Lloyd Hill, president and CEO of Applebee’s International says it best, “If you give someone an $800,000 asset to manage, he or she will invest time at least monthly to keep that asset fresh. However, if you give that same manager the priceless asset of a human being to manage, he rarely will invest even annually to keep that asset fresh and energized.” What you reinforce is what you get.

The Right to Pay only what’s it’s worth

What if I had to pay for your training session, but only if I was 100% satisfied at the end? How much would I pay? How much time of mine did you use productively? Time is more important than money where training is concerned. Trainers should design and deliver every training session as if you’re an ad agency trying to land a large account. And guess what? You are.

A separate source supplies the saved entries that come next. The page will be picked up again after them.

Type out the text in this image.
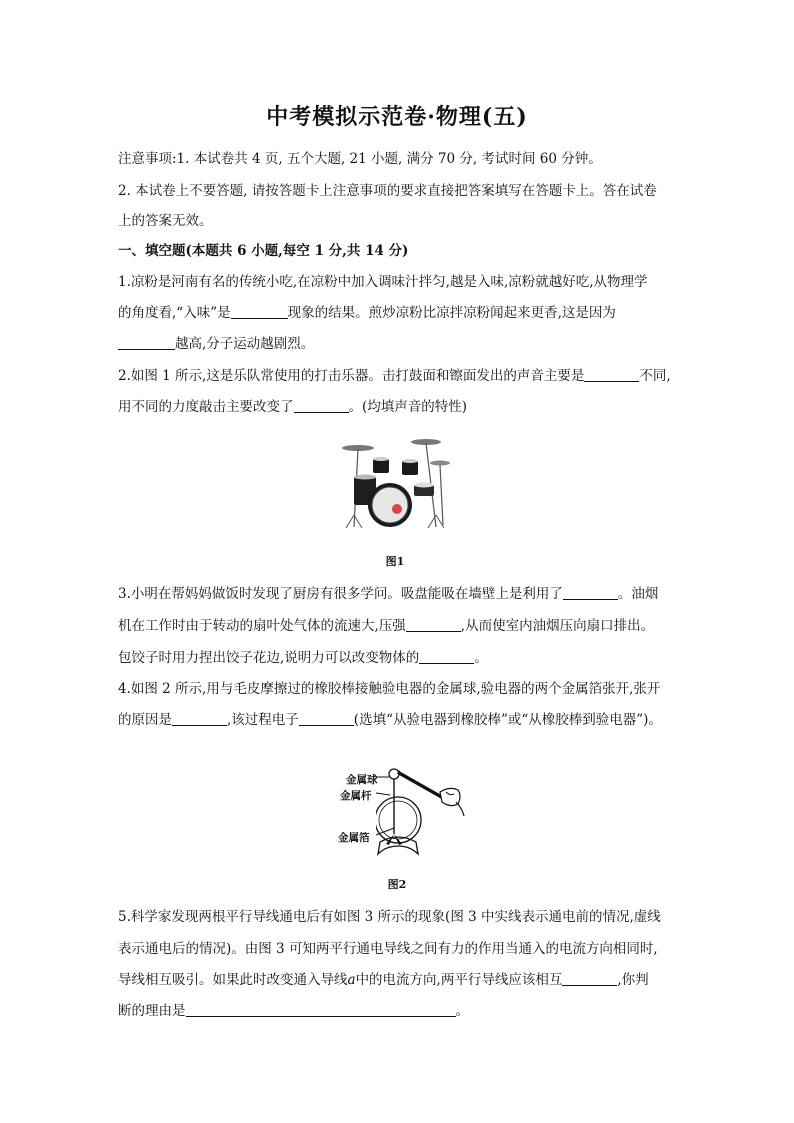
中考模拟示范卷·物理(五)
注意事项:1. 本试卷共 4 页, 五个大题, 21 小题, 满分 70 分, 考试时间 60 分钟。
2. 本试卷上不要答题, 请按答题卡上注意事项的要求直接把答案填写在答题卡上。答在试卷
上的答案无效。
一、填空题(本题共 6 小题,每空 1 分,共 14 分)
1.凉粉是河南有名的传统小吃,在凉粉中加入调味汁拌匀,越是入味,凉粉就越好吃,从物理学
的角度看,“入味”是	现象的结果。煎炒凉粉比凉拌凉粉闻起来更香,这是因为
越高,分子运动越剧烈。
2.如图 1 所示,这是乐队常使用的打击乐器。击打鼓面和镲面发出的声音主要是	不同,
用不同的力度敲击主要改变了	。(均填声音的特性)
图1
3.小明在帮妈妈做饭时发现了厨房有很多学问。吸盘能吸在墙壁上是利用了	。油烟
机在工作时由于转动的扇叶处气体的流速大,压强	,从而使室内油烟压向扇口排出。
包饺子时用力捏出饺子花边,说明力可以改变物体的	。
4.如图 2 所示,用与毛皮摩擦过的橡胶棒接触验电器的金属球,验电器的两个金属箔张开,张开
的原因是	,该过程电子	(选填“从验电器到橡胶棒”或“从橡胶棒到验电器”)。
金属球
金属杆
金属箔
图2
5.科学家发现两根平行导线通电后有如图 3 所示的现象(图 3 中实线表示通电前的情况,虚线
表示通电后的情况)。由图 3 可知两平行通电导线之间有力的作用当通入的电流方向相同时,
导线相互吸引。如果此时改变通入导线a中的电流方向,两平行导线应该相互	,你判
断的理由是	。
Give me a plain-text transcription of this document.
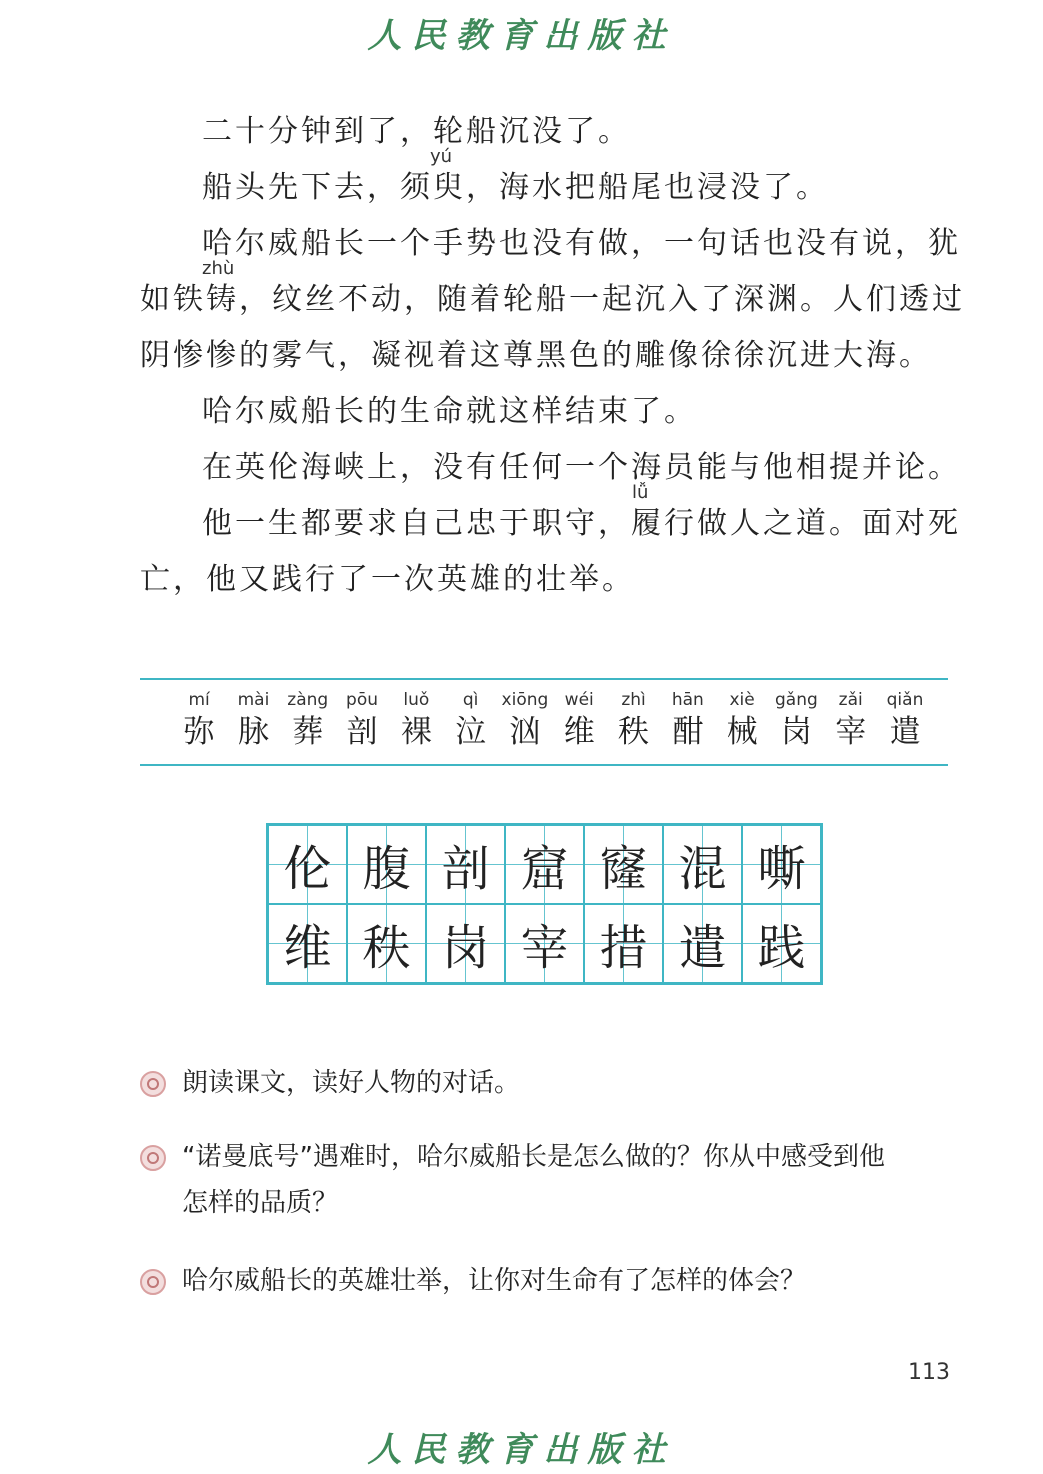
人民教育出版社
yú
zhù
lǚ
二十分钟到了，轮船沉没了。
船头先下去，须臾，海水把船尾也浸没了。
哈尔威船长一个手势也没有做，一句话也没有说，犹
如铁铸，纹丝不动，随着轮船一起沉入了深渊。人们透过
阴惨惨的雾气，凝视着这尊黑色的雕像徐徐沉进大海。
哈尔威船长的生命就这样结束了。
在英伦海峡上，没有任何一个海员能与他相提并论。
他一生都要求自己忠于职守，履行做人之道。面对死
亡，他又践行了一次英雄的壮举。
mí
弥
mài
脉
zàng
葬
pōu
剖
luǒ
裸
qì
泣
xiōng
汹
wéi
维
zhì
秩
hān
酣
xiè
械
gǎng
岗
zǎi
宰
qiǎn
遣
伦 腹 剖 窟 窿 混 嘶
维 秩 岗 宰 措 遣 践
朗读课文，读好人物的对话。
“诺曼底号”遇难时，哈尔威船长是怎么做的？你从中感受到他
怎样的品质？
哈尔威船长的英雄壮举，让你对生命有了怎样的体会？
113
人民教育出版社
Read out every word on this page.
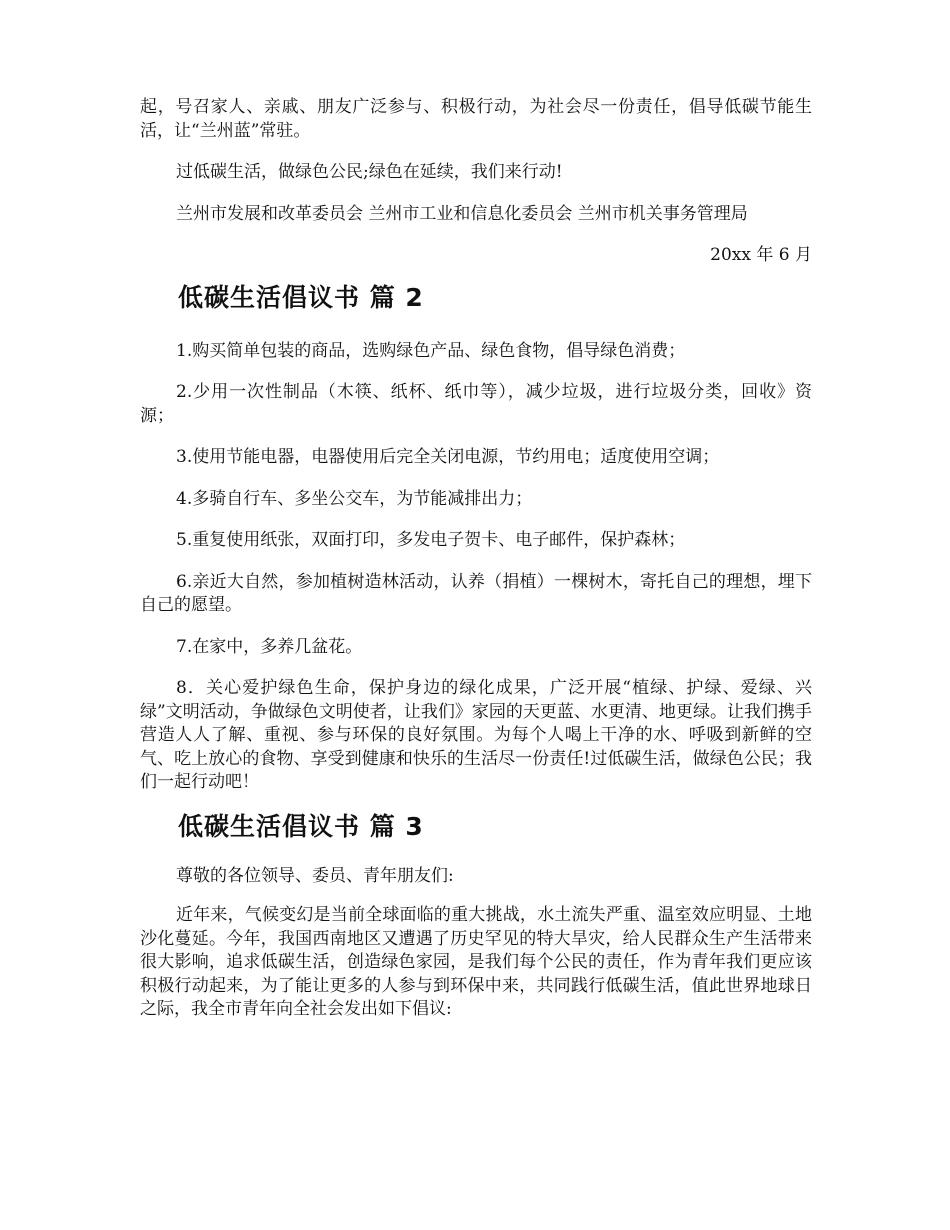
起，号召家人、亲戚、朋友广泛参与、积极行动，为社会尽一份责任，倡导低碳节能生活，让“兰州蓝”常驻。

过低碳生活，做绿色公民;绿色在延续，我们来行动!

兰州市发展和改革委员会 兰州市工业和信息化委员会 兰州市机关事务管理局

20xx 年 6 月

低碳生活倡议书 篇 2

1.购买简单包装的商品，选购绿色产品、绿色食物，倡导绿色消费；

2.少用一次性制品（木筷、纸杯、纸巾等），减少垃圾，进行垃圾分类，回收》资源；

3.使用节能电器，电器使用后完全关闭电源，节约用电；适度使用空调；

4.多骑自行车、多坐公交车，为节能减排出力；

5.重复使用纸张，双面打印，多发电子贺卡、电子邮件，保护森林；

6.亲近大自然，参加植树造林活动，认养（捐植）一棵树木，寄托自己的理想，埋下自己的愿望。

7.在家中，多养几盆花。

8．关心爱护绿色生命，保护身边的绿化成果，广泛开展“植绿、护绿、爱绿、兴绿”文明活动，争做绿色文明使者，让我们》家园的天更蓝、水更清、地更绿。让我们携手营造人人了解、重视、参与环保的良好氛围。为每个人喝上干净的水、呼吸到新鲜的空气、吃上放心的食物、享受到健康和快乐的生活尽一份责任!过低碳生活，做绿色公民；我们一起行动吧！

低碳生活倡议书 篇 3

尊敬的各位领导、委员、青年朋友们:

近年来，气候变幻是当前全球面临的重大挑战，水土流失严重、温室效应明显、土地沙化蔓延。今年，我国西南地区又遭遇了历史罕见的特大旱灾，给人民群众生产生活带来很大影响，追求低碳生活，创造绿色家园，是我们每个公民的责任，作为青年我们更应该积极行动起来，为了能让更多的人参与到环保中来，共同践行低碳生活，值此世界地球日之际，我全市青年向全社会发出如下倡议:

The Right to agree to disagree on the “Customer Is Always Right issue”

It’s bogus, Medieval, and overly paternalistic. Yeh, I’m talkin’ to you. Cause that means that in every situation of disagreement, the employee is always wrong. And that ain’t right. Teach us to become Customer Advocates—not adversaries—instead, and not get hung up on the who’s right/who’s wrong issue.

The Right to Have Trainers who know the difference between information and communication

Information is giving out but Communication is getting through.

Right for my company to recognize that an involved and interactive training program is a great retention tool

If you’re bleeding people you’re bleeding value. We have less a “labor” crisis than we do a retention crisis. Despite what Wall Street may have you believe, it’s still a people business. Companies don’t build “business”, they build people. People build business. Great ongoing training is a competitive advantage and recruiting tool.

The Right to have my leaders recognize that school is never out for the pro

If you want me to embrace learning, show me that you put a premium on learning (and teaching) new things, too. Teach us something new every shift. And remember that training is a daily process, not a biannual meeting on an early Saturday morning.

The Right to access and embrace new technology at work

Don’t fear technology, today’s generation has it woven into their DNA. They don’t like working for “digital aliens”.

The Right to work for a company that’s jazzed about what they do, every day

Passion Persuades. I want to work for the leader lighting the way with a blowtorch, not a manager holding a candle. Brighten the Workplace. I ‘m Your Future and you should damn well be excited about it.